From 1 July 2019, the taxable payments reporting system (TPRS) will extend to security providers and investigation services; road freight transport; and computer system design and related services.

Under TPRS, businesses are required to report contractor payments to the ATO. This measure will bring payments to contractors in these industries into line with wages paid to employees, which are reported to the ATO.

Businesses in these industries will be required to collect information regarding payments made to contractors from 1 July 2019. The first annual report is required in August 2020 and a new online form will assist in making the reporting process simpler.

The TPRS already applies to the construction, cleaning and courier industries.


Reforms to target the black economy

The Government is proposing to introduce a raft of new measures to tackle Australia’s black economy.  Additional funding will be provided to the ATO over four years to implement new strategies to combat the black economy.  The key measures introduced in the 2018/19 budget are set out below.


Tax deductibility of salary/wage and contractor payments

Businesses will no longer be able to claim tax deductions for payments of salary and wage to their employees where they are obligated to withhold Pay As You Go (PAYG) on such payments and have not met these obligations.

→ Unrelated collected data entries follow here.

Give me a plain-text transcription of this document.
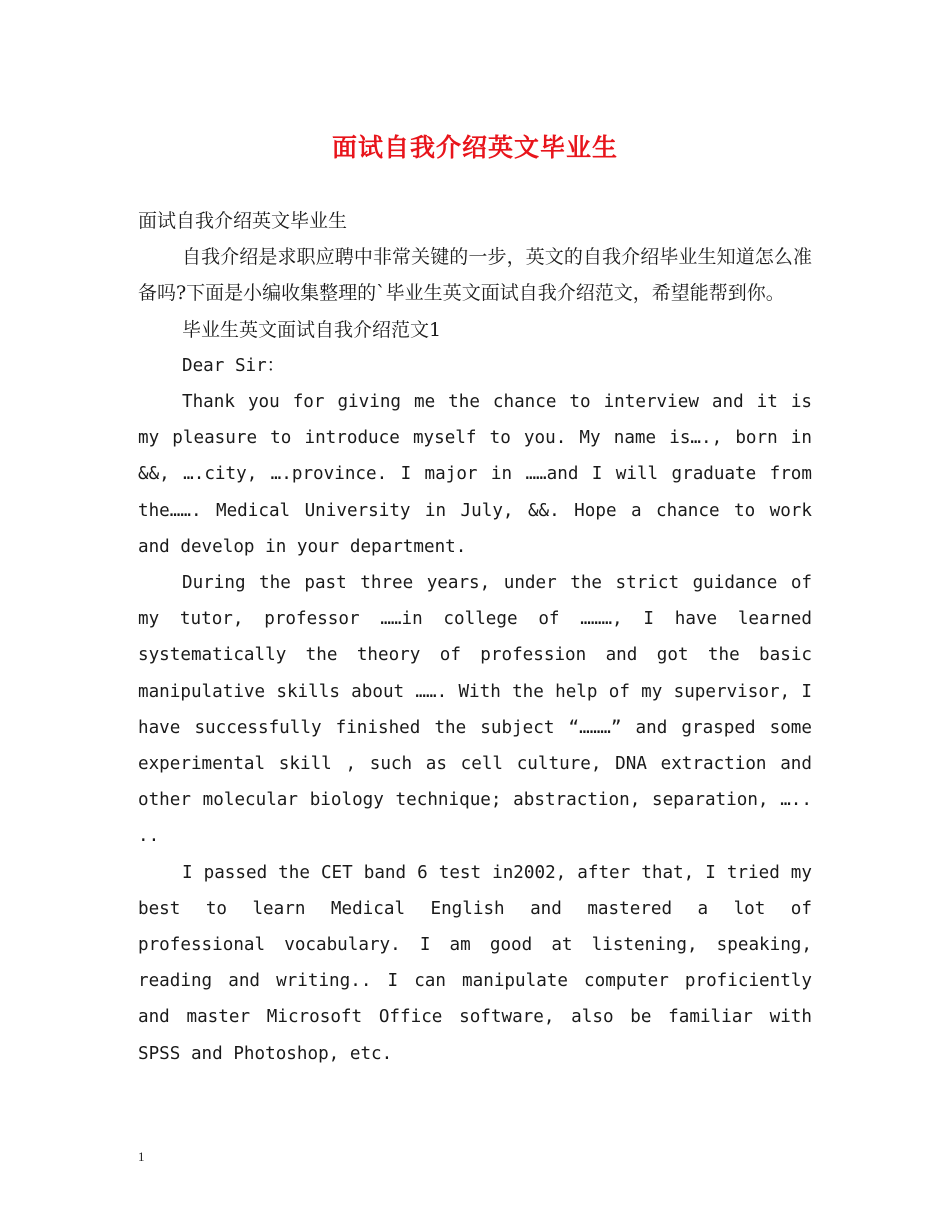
面试自我介绍英文毕业生

面试自我介绍英文毕业生

自我介绍是求职应聘中非常关键的一步，英文的自我介绍毕业生知道怎么准备吗?下面是小编收集整理的`毕业生英文面试自我介绍范文，希望能帮到你。

毕业生英文面试自我介绍范文1

Dear Sir：

Thank you for giving me the chance to interview and it is my pleasure to introduce myself to you. My name is…., born in &&, ….city, ….province. I major in ……and I will graduate from the……. Medical University in July, &&. Hope a chance to work and develop in your department.

During the past three years, under the strict guidance of my tutor, professor ……in college of ………, I have learned systematically the theory of profession and got the basic manipulative skills about ……. With the help of my supervisor, I have successfully finished the subject “………” and grasped some experimental skill , such as cell culture, DNA extraction and other molecular biology technique; abstraction, separation, ….. ..

I passed the CET band 6 test in2002, after that, I tried my best to learn Medical English and mastered a lot of professional vocabulary. I am good at listening, speaking, reading and writing.. I can manipulate computer proficiently and master Microsoft Office software, also be familiar with SPSS and Photoshop, etc.

1
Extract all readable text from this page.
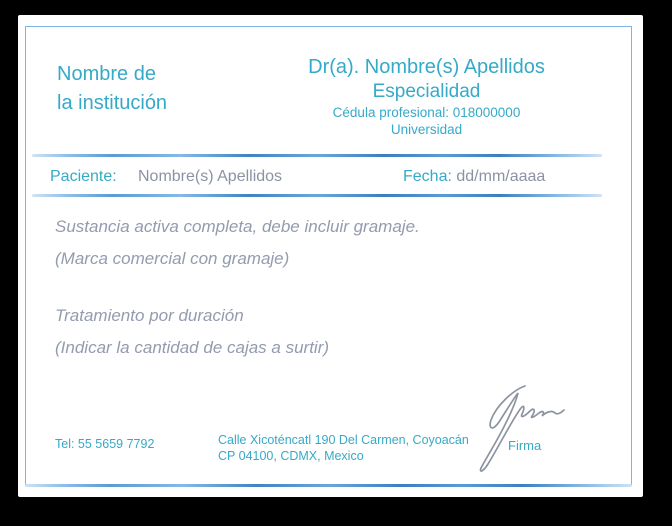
Nombre de
la institución
Dr(a). Nombre(s) Apellidos
Especialidad
Cédula profesional: 018000000
Universidad
Paciente: Nombre(s) Apellidos	Fecha: dd/mm/aaaa
Sustancia activa completa, debe incluir gramaje.
(Marca comercial con gramaje)
Tratamiento por duración
(Indicar la cantidad de cajas a surtir)
Firma
Tel: 55 5659 7792	Calle Xicoténcatl 190 Del Carmen, Coyoacán
CP 04100, CDMX, Mexico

Also, businesses will be denied tax deductions for payments made to contractors in instances where:


  • The contractor has not provided their Australian Business Number (ABN); and
  • The business has not withheld any amount of PAYG in respect to a payment when obligated to do so.


Currently businesses are usually required to withhold and remit amounts to the ATO from contractor payments where the contractor does not provide their ABN to the business.

Both measures are to be effective from 1 July 2019.


Cash receipt limit of $10,000

A limit of $10,000 for cash payments made to businesses for goods and services from 1 July 2019 has been proposed by the Government.  The measure will require transactions over the proposed $10,000 threshold to be made through an electronic payment or cheque. Transactions with financial institutions or consumer to consumer, non-business transactions will not be affected.


Reforms in combatting illegal phoenixing

The Government proposes changes to corporations and various tax laws and provide regulators with additional tools to assist in deterring illegal phoenix activity.   Some of the key reforms include:


  • Introduce new phoenix offences to target those who conduct or facilitate illegal phoenixing;
  • Prevent directors improperly backdating resignations to avoid liability or prosecution;
  • Limit the ability of directors to resign when this would leave the company with no directors;
  • Restrict the ability of related creditors to vote on the appointment, removal or replacement of an external administrator;
  • Extend the Director Penalty Regime to GST, luxury car tax and wine equalisation tax, making directors personally liable for the company’s debts; and
  • Expand the ATO’s power to retain refunds where there are outstanding tax lodgements.